Coronary artery disease (CAD) is the leading cause of morbidity and mortality in developed and in most developing countries. Up-to-date guidelines are essential for most patients with all forms of CAD, including acute coronary syndromes (ACS) and chronic coronary syndromes (CCS). For most patients, we have powerful knowledge about diagnostic pathways, treatment logistics, indications for endovascular interventions or bypass surgery, inpatient treatment, and prevention. However, the prognosis for many patients is still poor.
Personalized medicine, a medical practice that assesses an individual patient’s characteristics, mainly genetics, proteomics, or imaging analysis, for decision making, could be one of the keys for filling in these gaps. The concept of personalized medicine is an element of the “P4” model of medicine: Predictive, Personalized, Preemptive, and Participatory, and could change current medical practice in the 21st century. This strategy accounts for individual differences in genetics, lifestyle, and other health factors in order to achieve in-depth disease phenotyping and to identify better clinical solutions for individual patients instead of using standard approaches. Personalized medicine requires big data analysis to generalize standard clinical and demographic variables to metabolomic and proteomic studies, novel biomarkers, and imaging technologies. Moreover, this type of analysis may implement artificial intelligence (AI) algorithms.
Instruments for personalized medicine have made a breakthrough, improving prognosis in many cancer patients. However, besides oncology, success has been modest. For example, in CAD, an analysis of the application of a pharmacogenomic approach prescribing antiplatelet and lipid-lowering drugs in clinical trials showed that the approach could not improve current treatment results effectively. However, the approach could decrease the rate of adverse events such as statin-related muscle disease.
This Special Issue of the Journal of Personalized Medicine covers several questions about personalized medicine in CAD, with a special focus on the use of non-coning RNA as biomarkers or treatment targets and novel cardiac imaging modalities that can influence daily practice.
A class of non-coding RNA, microRNAs (miRNAs), has been shown to be involved in a wide spectrum of biological or pathological mechanisms via the expression or translation of messenger RNA. MiRNAs have been found to be expressed in different tissues and can be measured in several body fluids, including serum.
These circulating miRNAs have increased the interest of researchers due to their stability in serum and availability for analysis. Several miRNAs have been proposed as circulating biomarkers for all stages of CAD, from primary prevention stratification and atherosclerosis identification to myocardial infarction diagnostics.
Several circulating miRNAs have been proven to be biomarkers of myocardial infarction. Moreover, some circulating miRNAs can serve as destabilization markers of the atherosclerotic process and, accordingly, as early precursors of cardiovascular catastrophes.

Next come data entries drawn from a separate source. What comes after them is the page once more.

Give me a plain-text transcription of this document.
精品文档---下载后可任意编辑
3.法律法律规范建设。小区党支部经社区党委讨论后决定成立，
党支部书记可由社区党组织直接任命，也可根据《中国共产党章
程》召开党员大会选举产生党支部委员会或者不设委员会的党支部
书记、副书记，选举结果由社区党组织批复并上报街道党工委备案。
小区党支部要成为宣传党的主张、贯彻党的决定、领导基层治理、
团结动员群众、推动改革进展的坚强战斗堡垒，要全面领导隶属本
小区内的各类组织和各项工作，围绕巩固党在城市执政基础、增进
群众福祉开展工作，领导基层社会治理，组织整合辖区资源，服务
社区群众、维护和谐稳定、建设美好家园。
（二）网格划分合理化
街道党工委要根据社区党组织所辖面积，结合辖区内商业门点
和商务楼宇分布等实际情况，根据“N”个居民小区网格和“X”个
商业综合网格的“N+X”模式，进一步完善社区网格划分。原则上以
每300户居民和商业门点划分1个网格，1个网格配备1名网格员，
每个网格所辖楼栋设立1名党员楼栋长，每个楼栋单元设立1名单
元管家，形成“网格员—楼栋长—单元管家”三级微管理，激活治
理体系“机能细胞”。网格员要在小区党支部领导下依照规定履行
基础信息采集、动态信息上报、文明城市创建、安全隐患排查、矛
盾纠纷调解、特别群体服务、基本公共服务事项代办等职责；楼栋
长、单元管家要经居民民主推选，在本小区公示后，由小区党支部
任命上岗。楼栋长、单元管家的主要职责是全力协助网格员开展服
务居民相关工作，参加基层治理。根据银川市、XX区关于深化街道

The evaluation of microRNA levels makes it possible to indicate not only the presence of an atherosclerotic process, but also the severity of its course. Some circulating microRNAs are associated with the volume and extent of atherosclerotic lesions, while other microRNAs are correlated with the degree of arterial calcification.
Tissue and circulating miRNAs can maintain the vulnerability or stability of atherosclerotic plaques, contributing to a personalized treatment approach.

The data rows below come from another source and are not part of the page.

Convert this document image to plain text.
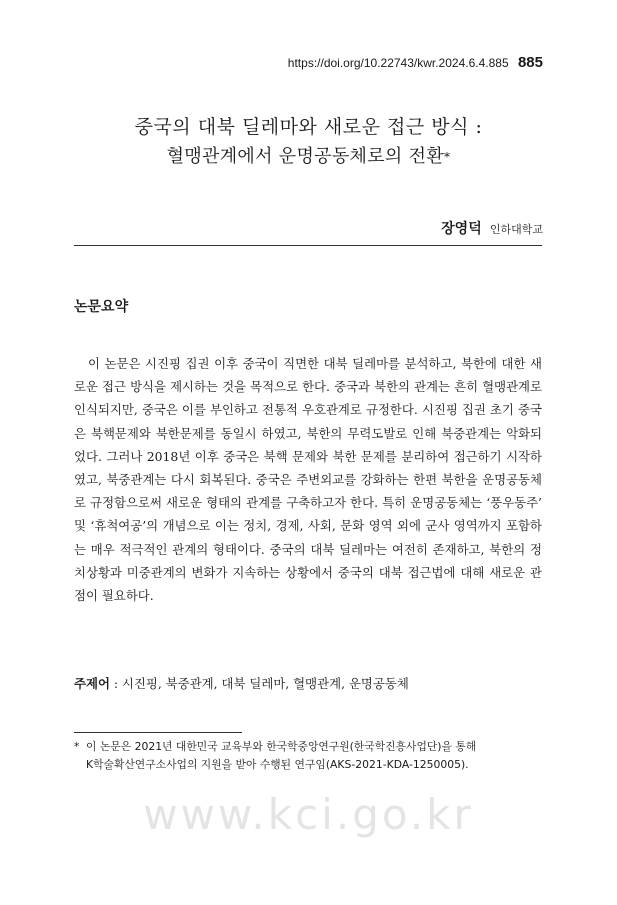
https://doi.org/10.22743/kwr.2024.6.4.885 885
중국의 대북 딜레마와 새로운 접근 방식 :
혈맹관계에서 운명공동체로의 전환*
장영덕 인하대학교
논문요약

이 논문은 시진핑 집권 이후 중국이 직면한 대북 딜레마를 분석하고, 북한에 대한 새로운 접근 방식을 제시하는 것을 목적으로 한다. 중국과 북한의 관계는 흔히 혈맹관계로 인식되지만, 중국은 이를 부인하고 전통적 우호관계로 규정한다. 시진핑 집권 초기 중국은 북핵문제와 북한문제를 동일시 하였고, 북한의 무력도발로 인해 북중관계는 악화되었다. 그러나 2018년 이후 중국은 북핵 문제와 북한 문제를 분리하여 접근하기 시작하였고, 북중관계는 다시 회복된다. 중국은 주변외교를 강화하는 한편 북한을 운명공동체로 규정함으로써 새로운 형태의 관계를 구축하고자 한다. 특히 운명공동체는 ‘풍우동주’ 및 ‘휴척여공’의 개념으로 이는 정치, 경제, 사회, 문화 영역 외에 군사 영역까지 포함하는 매우 적극적인 관계의 형태이다. 중국의 대북 딜레마는 여전히 존재하고, 북한의 정치상황과 미중관계의 변화가 지속하는 상황에서 중국의 대북 접근법에 대해 새로운 관점이 필요하다.

주제어 : 시진핑, 북중관계, 대북 딜레마, 혈맹관계, 운명공동체
* 이 논문은 2021년 대한민국 교육부와 한국학중앙연구원(한국학진흥사업단)을 통해
K학술확산연구소사업의 지원을 받아 수행된 연구임(AKS-2021-KDA-1250005).
www.kci.go.kr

The regulatory function of microRNAs is so finely tuned that the levels of some of them can suggest a risk of disease symptoms developing or a disease’s asymptomatic course. Additionally, via the expression of some miRNAs, it is possible to assess which arterial regions are most susceptible to atherosclerotic processes.

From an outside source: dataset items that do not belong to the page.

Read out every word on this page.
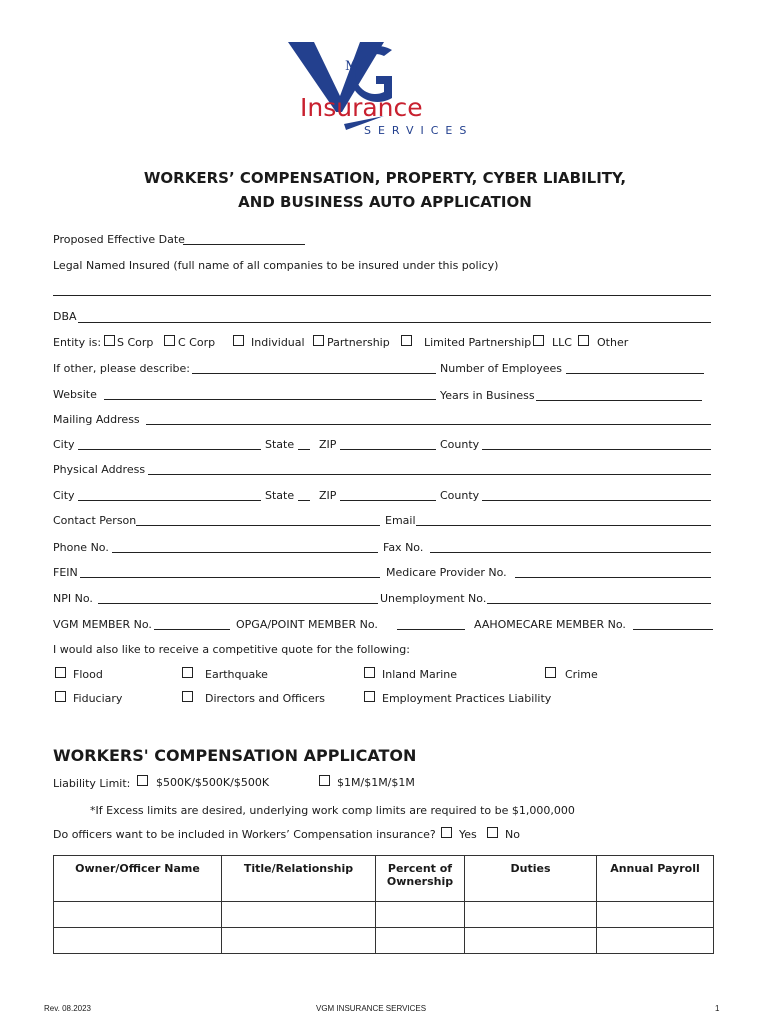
M
Insurance
SERVICES
WORKERS’ COMPENSATION, PROPERTY, CYBER LIABILITY,
AND BUSINESS AUTO APPLICATION
Proposed Effective Date
Legal Named Insured (full name of all companies to be insured under this policy)
DBA
Entity is: S Corp C Corp	Individual Partnership	Limited Partnership LLC Other
If other, please describe:	Number of Employees
Website	Years in Business
Mailing Address
City	State ZIP	County
Physical Address
City	State ZIP	County
Contact Person	Email
Phone No.	Fax No.
FEIN	Medicare Provider No.
NPI No.	Unemployment No.
VGM MEMBER No.	OPGA/POINT MEMBER No.	AAHOMECARE MEMBER No.
I would also like to receive a competitive quote for the following:
Flood	Earthquake	Inland Marine	Crime
Fiduciary	Directors and Officers	Employment Practices Liability
WORKERS' COMPENSATION APPLICATON
Liability Limit: $500K/$500K/$500K	$1M/$1M/$1M
*If Excess limits are desired, underlying work comp limits are required to be $1,000,000
Do officers want to be included in Workers’ Compensation insurance? Yes	No
Owner/Officer Name	Title/Relationship	Percent of Ownership	Duties	Annual Payroll

Rev. 08.2023	VGM INSURANCE SERVICES	1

It should be noted that several miRNAs are present in various components of the lipid spectrum and that their assessment can be used as an additional diagnostic and therapeutic tool in the field of complex dyslipidemias.
Tailoring prevention or intervention methods to the current disease, condition, and circumstances of individual patients is the basis of personalized medicine. Currently, we see the development of the following trends: the deepening of diagnostic and treatment methods at the molecular level and the acquisition of new information with very complex processing methods for available archived data. The possibility of using complex statistical models, mathematical modeling, and neural networks use make it possible to provide next-level decision support systems for use in clinical practice in the field of therapy selection or risk stratification for patients with coronary heart disease. Around the world, there are several ready-made or up-and-coming projects based on predictive models that are aimed specifically at patients with coronary artery disease and that allow for the personalized selection of therapy to determine a prognosis (ML4CAD, CoroPrevention, etc.).
New image processing methods for use in patients with coronary artery disease, such as personalized mathematical models of coronary blood flow, deserve special attention. This research direction has undergone significant development in recent years, with developments such as CT-FFR QFR (quantitative flow ratio). QFR uses 3D coronary and computational fluid dynamics to estimate fractional flow reserve based on angiography reconstruction alone. Computer and mathematical capabilities have made it possible to apply this technology directly during intervention on the heart (FAVOR III China).
In the near future, such tools will be able to make the transition from the “stratified medicine” approach that is widely used in cardiology (identification of a group of people with certain characteristics) to a full justification of prevention and treatment based on individual patient characteristics possible.